My late friend, Carla, inspired this blog. I met her when I was young and at the start of my adult life, which meant that we shared a lot of beginnings. Losing her when I was 50 stoked the urgency I felt around this new decade and pushed me to express myself. I imagined a collection of amusing installments about middle age, menopause, and growing older. I thought I’d bang it out in 52 weeks, giving myself a brief hiatus for Christmas and spring break. FACT: this post marks week 88, and I still have five to go.
Throughout the journey, I’ve suffered huge gaps in consistency. I’ve been flattened by the shame that accompanies vulnerability. I’ve had temper tantrums and lamented starting this damn thing too many times to count. I’ve also enjoyed moments of pure ecstasy. I can’t begin to describe how good it feels to hit publish and then cross the week off my list. How amazing it is when someone texts to say, “I relate” and “good job.” I hate that I’ve needed the encouragement, but, fuck it, I have. If my dear friend, Kelli, hadn’t texted me every time I posted–and, more importantly, every time I didn’t–this little vanity project of mine would have floated off into oblivion somewhere around week 12.
In the past year-and-a-half, I’ve questioned just about everything in my life. There are a few topics I’m still too chicken to address, but mostly I’ve gone there. Overturning my relationships, my disappointments, my childhood, and my insecurities. I’ve contemplated death non-stop. But mostly, I’ve sat with what it means to enter a stage of life that isn’t driven by my looks or sexuality. From the time I hit puberty until the year following menopause, this was my primary identity. This was my consistent source of validation. Even after giving birth to my children in my late 30s, the need to be desired continued to define who I thought I was. It wasn’t always conscious, and I fought against it constantly, but, still, it’s what I led with. Shedding this layer has been both devastating and emancipating. In peeling away the skin of youth, my ugly parts–self-importance, jealousy, anger, denial–have all shown up. And, oh, how they’ve raged. But the loss has led (as it so often does) to liberation, and a greater ability to love. Especially me.
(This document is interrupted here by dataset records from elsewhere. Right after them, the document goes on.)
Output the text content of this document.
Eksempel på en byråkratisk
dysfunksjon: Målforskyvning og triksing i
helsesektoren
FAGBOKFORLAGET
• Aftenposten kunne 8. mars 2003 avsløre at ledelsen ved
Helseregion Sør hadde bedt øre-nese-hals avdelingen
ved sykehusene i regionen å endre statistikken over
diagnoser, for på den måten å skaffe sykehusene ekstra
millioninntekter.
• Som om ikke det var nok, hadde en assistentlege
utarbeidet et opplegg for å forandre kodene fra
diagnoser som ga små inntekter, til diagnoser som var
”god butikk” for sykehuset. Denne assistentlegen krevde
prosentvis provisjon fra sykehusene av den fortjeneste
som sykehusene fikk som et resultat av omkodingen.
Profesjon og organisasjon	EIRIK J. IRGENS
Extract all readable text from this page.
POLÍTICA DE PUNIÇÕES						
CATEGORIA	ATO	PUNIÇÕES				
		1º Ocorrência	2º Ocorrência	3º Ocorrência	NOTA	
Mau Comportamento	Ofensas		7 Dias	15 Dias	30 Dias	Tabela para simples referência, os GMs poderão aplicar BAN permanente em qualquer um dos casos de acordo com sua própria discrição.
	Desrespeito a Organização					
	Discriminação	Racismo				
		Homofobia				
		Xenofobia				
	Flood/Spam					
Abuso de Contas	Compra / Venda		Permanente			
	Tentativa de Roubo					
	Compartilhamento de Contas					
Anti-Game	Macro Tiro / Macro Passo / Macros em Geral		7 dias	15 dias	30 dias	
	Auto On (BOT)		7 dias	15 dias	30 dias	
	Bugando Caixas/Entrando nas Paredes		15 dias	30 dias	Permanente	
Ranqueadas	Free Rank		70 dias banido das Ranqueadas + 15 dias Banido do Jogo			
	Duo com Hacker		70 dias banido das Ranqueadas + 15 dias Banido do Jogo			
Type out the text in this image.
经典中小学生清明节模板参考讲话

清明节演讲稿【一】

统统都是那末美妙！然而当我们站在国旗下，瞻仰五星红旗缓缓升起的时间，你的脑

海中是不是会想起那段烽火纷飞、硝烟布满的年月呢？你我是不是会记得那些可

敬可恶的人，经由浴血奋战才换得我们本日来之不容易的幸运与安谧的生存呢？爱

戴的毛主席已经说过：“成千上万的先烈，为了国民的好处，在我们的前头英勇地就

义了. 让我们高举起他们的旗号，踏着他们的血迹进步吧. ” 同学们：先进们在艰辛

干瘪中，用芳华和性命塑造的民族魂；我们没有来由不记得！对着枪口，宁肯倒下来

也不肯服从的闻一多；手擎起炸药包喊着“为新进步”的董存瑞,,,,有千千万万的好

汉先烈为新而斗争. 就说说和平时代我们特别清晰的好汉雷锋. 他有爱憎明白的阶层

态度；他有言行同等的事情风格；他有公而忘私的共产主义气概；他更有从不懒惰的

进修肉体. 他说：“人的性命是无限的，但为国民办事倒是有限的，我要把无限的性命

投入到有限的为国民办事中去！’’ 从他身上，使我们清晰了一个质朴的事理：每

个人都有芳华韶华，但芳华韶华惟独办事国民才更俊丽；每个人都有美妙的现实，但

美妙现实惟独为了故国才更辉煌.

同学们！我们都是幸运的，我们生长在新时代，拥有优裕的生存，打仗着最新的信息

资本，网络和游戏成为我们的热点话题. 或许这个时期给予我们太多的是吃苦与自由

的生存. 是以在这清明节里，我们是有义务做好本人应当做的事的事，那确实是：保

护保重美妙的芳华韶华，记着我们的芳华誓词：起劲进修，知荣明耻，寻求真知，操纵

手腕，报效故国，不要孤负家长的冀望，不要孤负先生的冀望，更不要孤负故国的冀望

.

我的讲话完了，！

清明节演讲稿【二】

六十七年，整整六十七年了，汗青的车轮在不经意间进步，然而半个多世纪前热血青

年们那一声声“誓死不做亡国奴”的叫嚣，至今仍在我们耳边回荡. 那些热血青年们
Carla and I had a complicated relationship. It was mostly long-distance, and our lives looked very different. As a result, we sometimes fell into a habit of pretense and superficiality. But sitting with her in the hours before her death, all of our bullshit disappeared. None of it mattered. She had bigger fish to fry than kowtowing to personality. And I had the responsibility to open my heart as wide as I could in order to witness and support her work of moving on. In the end, how different we thought we were fell away, because our souls converged at the intersection of truth: our sameness.
Maybe that’s the moral of the story. Get to the truth before the end.